Status : Doctorant
LLF, CNRS – UMR 7110
Université Paris Diderot-Paris 7
Case 7031 – 5, rue Thomas Mann,
75205 Paris cedex 13
Title : Formal Approaches to the Communication of Conflicting Identities in Discourse
PhD Defense : 2022-04-11
Inscription : 2018 à Paris Cité
This dissertation focuses on a proposal for the formal modelling of a very specific phenomenon of political communication usually called ``dogwhistles''. A secondary contribution is an attempt to use (and a reflexive approach to the use of) machine learning techniques for the study of said dogwhistles.
From a theoretical point of view, this work draws inspiration from game theoretic approaches of linguistics and pragmatics, game theoretic approaches of social meaning, and distributional semantics. Beyond the main contributions, the thesis presents briefly each of these areas of research, since it is likely that readers might not know much about at least one of these areas, and I therefore hope that these introductory texts can be also counted among the contributions of this work.
Formal linguistics has devised a number of sophisticated mathematical objects to try and describe linguistic phenomena with as much precision as possible for the last decades.
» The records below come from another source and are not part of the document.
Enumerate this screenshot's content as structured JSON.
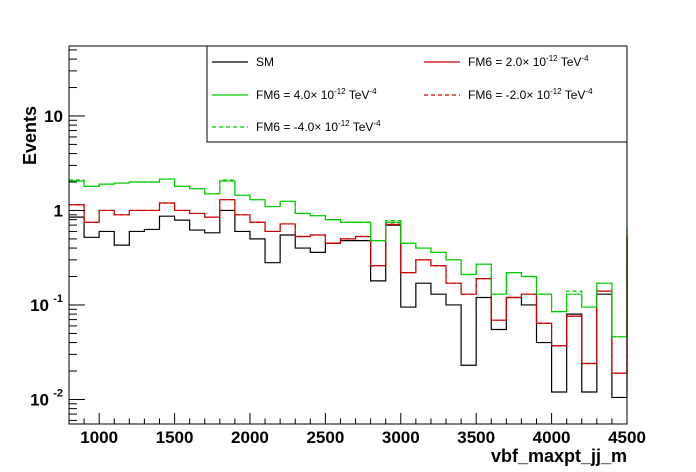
{
  "chart_data": {
    "type": "line",
    "step": true,
    "xlabel": "vbf_maxpt_jj_m",
    "ylabel": "Events",
    "xlim": [
      800,
      4500
    ],
    "ylim": [
      0.0055,
      55
    ],
    "yscale": "log",
    "bin_width": 100,
    "x_ticks": [
      1000,
      1500,
      2000,
      2500,
      3000,
      3500,
      4000,
      4500
    ],
    "x_tick_labels": [
      "1000",
      "1500",
      "2000",
      "2500",
      "3000",
      "3500",
      "4000",
      "4500"
    ],
    "y_ticks": [
      0.01,
      0.1,
      1,
      10
    ],
    "y_tick_labels": [
      {
        "base": "10",
        "exp": "-2"
      },
      {
        "base": "10",
        "exp": "-1"
      },
      {
        "base": "1",
        "exp": ""
      },
      {
        "base": "10",
        "exp": ""
      }
    ],
    "bin_edges": [
      800,
      900,
      1000,
      1100,
      1200,
      1300,
      1400,
      1500,
      1600,
      1700,
      1800,
      1900,
      2000,
      2100,
      2200,
      2300,
      2400,
      2500,
      2600,
      2700,
      2800,
      2900,
      3000,
      3100,
      3200,
      3300,
      3400,
      3500,
      3600,
      3700,
      3800,
      3900,
      4000,
      4100,
      4200,
      4300,
      4400,
      4500
    ],
    "series": [
      {
        "name": "SM",
        "color": "#000000",
        "dash": "solid",
        "values": [
          0.85,
          0.52,
          0.6,
          0.43,
          0.6,
          0.63,
          0.87,
          0.79,
          0.62,
          0.58,
          1.0,
          0.6,
          0.5,
          0.28,
          0.55,
          0.4,
          0.36,
          0.45,
          0.48,
          0.48,
          0.18,
          0.7,
          0.095,
          0.17,
          0.13,
          0.1,
          0.023,
          0.12,
          0.055,
          0.12,
          0.1,
          0.04,
          0.012,
          0.08,
          0.012,
          0.13,
          0.0105,
          0.5
        ]
      },
      {
        "name": "FM6 = 2.0× 10^-12 TeV^-4",
        "color": "#cc0000",
        "dash": "solid",
        "values": [
          1.15,
          0.75,
          1.0,
          0.9,
          1.0,
          1.0,
          1.2,
          1.0,
          0.93,
          0.85,
          1.3,
          0.9,
          0.75,
          0.6,
          0.72,
          0.53,
          0.55,
          0.45,
          0.5,
          0.53,
          0.26,
          0.71,
          0.22,
          0.3,
          0.26,
          0.17,
          0.13,
          0.19,
          0.069,
          0.12,
          0.13,
          0.064,
          0.037,
          0.076,
          0.024,
          0.14,
          0.019,
          0.55
        ]
      },
      {
        "name": "FM6 = 4.0× 10^-12 TeV^-4",
        "color": "#00cc00",
        "dash": "solid",
        "values": [
          2.05,
          1.8,
          1.9,
          1.95,
          2.0,
          2.0,
          2.15,
          1.8,
          1.7,
          1.5,
          2.05,
          1.45,
          1.3,
          1.1,
          1.25,
          0.93,
          0.88,
          0.8,
          0.75,
          0.75,
          0.48,
          0.75,
          0.45,
          0.4,
          0.36,
          0.3,
          0.21,
          0.27,
          0.13,
          0.22,
          0.2,
          0.13,
          0.085,
          0.13,
          0.095,
          0.17,
          0.046,
          0.68
        ]
      },
      {
        "name": "FM6 = -2.0× 10^-12 TeV^-4",
        "color": "#cc0000",
        "dash": "dashed",
        "values": [
          1.15,
          0.75,
          1.0,
          0.9,
          1.0,
          1.0,
          1.2,
          1.0,
          0.93,
          0.85,
          1.3,
          0.9,
          0.75,
          0.6,
          0.72,
          0.53,
          0.55,
          0.45,
          0.5,
          0.53,
          0.26,
          0.74,
          0.22,
          0.3,
          0.26,
          0.17,
          0.13,
          0.19,
          0.069,
          0.12,
          0.13,
          0.064,
          0.037,
          0.076,
          0.024,
          0.14,
          0.019,
          0.55
        ]
      },
      {
        "name": "FM6 = -4.0× 10^-12 TeV^-4",
        "color": "#00cc00",
        "dash": "dashed",
        "values": [
          2.1,
          1.8,
          1.9,
          1.95,
          2.0,
          2.0,
          2.15,
          1.8,
          1.7,
          1.5,
          2.1,
          1.45,
          1.3,
          1.1,
          1.25,
          0.93,
          0.88,
          0.8,
          0.75,
          0.75,
          0.48,
          0.78,
          0.45,
          0.4,
          0.36,
          0.3,
          0.21,
          0.27,
          0.13,
          0.22,
          0.2,
          0.13,
          0.085,
          0.14,
          0.095,
          0.17,
          0.046,
          0.7
        ]
      }
    ],
    "legend": {
      "placement": "top-right",
      "entries": [
        {
          "series": 0,
          "label": "SM",
          "pre": "SM",
          "exp1": "",
          "mid": "",
          "exp2": ""
        },
        {
          "series": 1,
          "label": "FM6 = 2.0× 10^-12 TeV^-4",
          "pre": "FM6 = 2.0× 10",
          "exp1": "-12",
          "mid": " TeV",
          "exp2": "-4"
        },
        {
          "series": 2,
          "label": "FM6 = 4.0× 10^-12 TeV^-4",
          "pre": "FM6 = 4.0× 10",
          "exp1": "-12",
          "mid": " TeV",
          "exp2": "-4"
        },
        {
          "series": 3,
          "label": "FM6 = -2.0× 10^-12 TeV^-4",
          "pre": "FM6 = -2.0× 10",
          "exp1": "-12",
          "mid": " TeV",
          "exp2": "-4"
        },
        {
          "series": 4,
          "label": "FM6 = -4.0× 10^-12 TeV^-4",
          "pre": "FM6 = -4.0× 10",
          "exp1": "-12",
          "mid": " TeV",
          "exp2": "-4"
        }
      ]
    }
  }
}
There is however one area of linguistics that has historically evaded attempts at formalization: sociolinguistics. The few attempts at formalizing sociolinguistics results are fairly recent. Inspired by tools from formal pragmatics, they have expanded the concept of linguistic interpretation to the interpretation not only of message content, but of social meaning as well, leading to elaborate formal models that are at the basis of fascinating research programmes.
There has been however few attempts at linking the works from formal pragmatics and semantics -- focusing mostly on the interpretation of content -- and formal sociolinguistics -- focusing on the interpretation of social meaning. Notably, there have been no attempts at giving a picture in formal terms of situations whereby the social meaning contained within an utterance can influence the content interpretation of that utterance by listeners.
In this work, we focus on situations where speakers send messages where the social meaning and content interpretations vary according to who receives them. This phenomenon is sometimes referred to as dogwhistle politics, since it has been mostly studied in the context of political discourse. Using formal tools from pragmatics (Rational Speech Act models) and their adaptations in the realm of sociolinguistics (Social Meaning Games), we aim to construct a model that can accurately describes these situations, where the retrieval of the identity of the speaker can supposedly lead to a variety of interpretations, linking the notions of social meaning and content meaning in a single kind of linguistic game. Beyond this endeavor, a key characteristic of dogwhistles is that they are supposedly hidden messages to a point. This leads to a situation where it can be difficult to assess whether a given utterance does or does not contain a dogwhistle. Acknowledging this, we have tried to give a definition of dogwhistles that goes beyond their mere description and could be applied to the enterprise of finding them in text, using concepts from distributional semantics, vector space models of language and machine learning.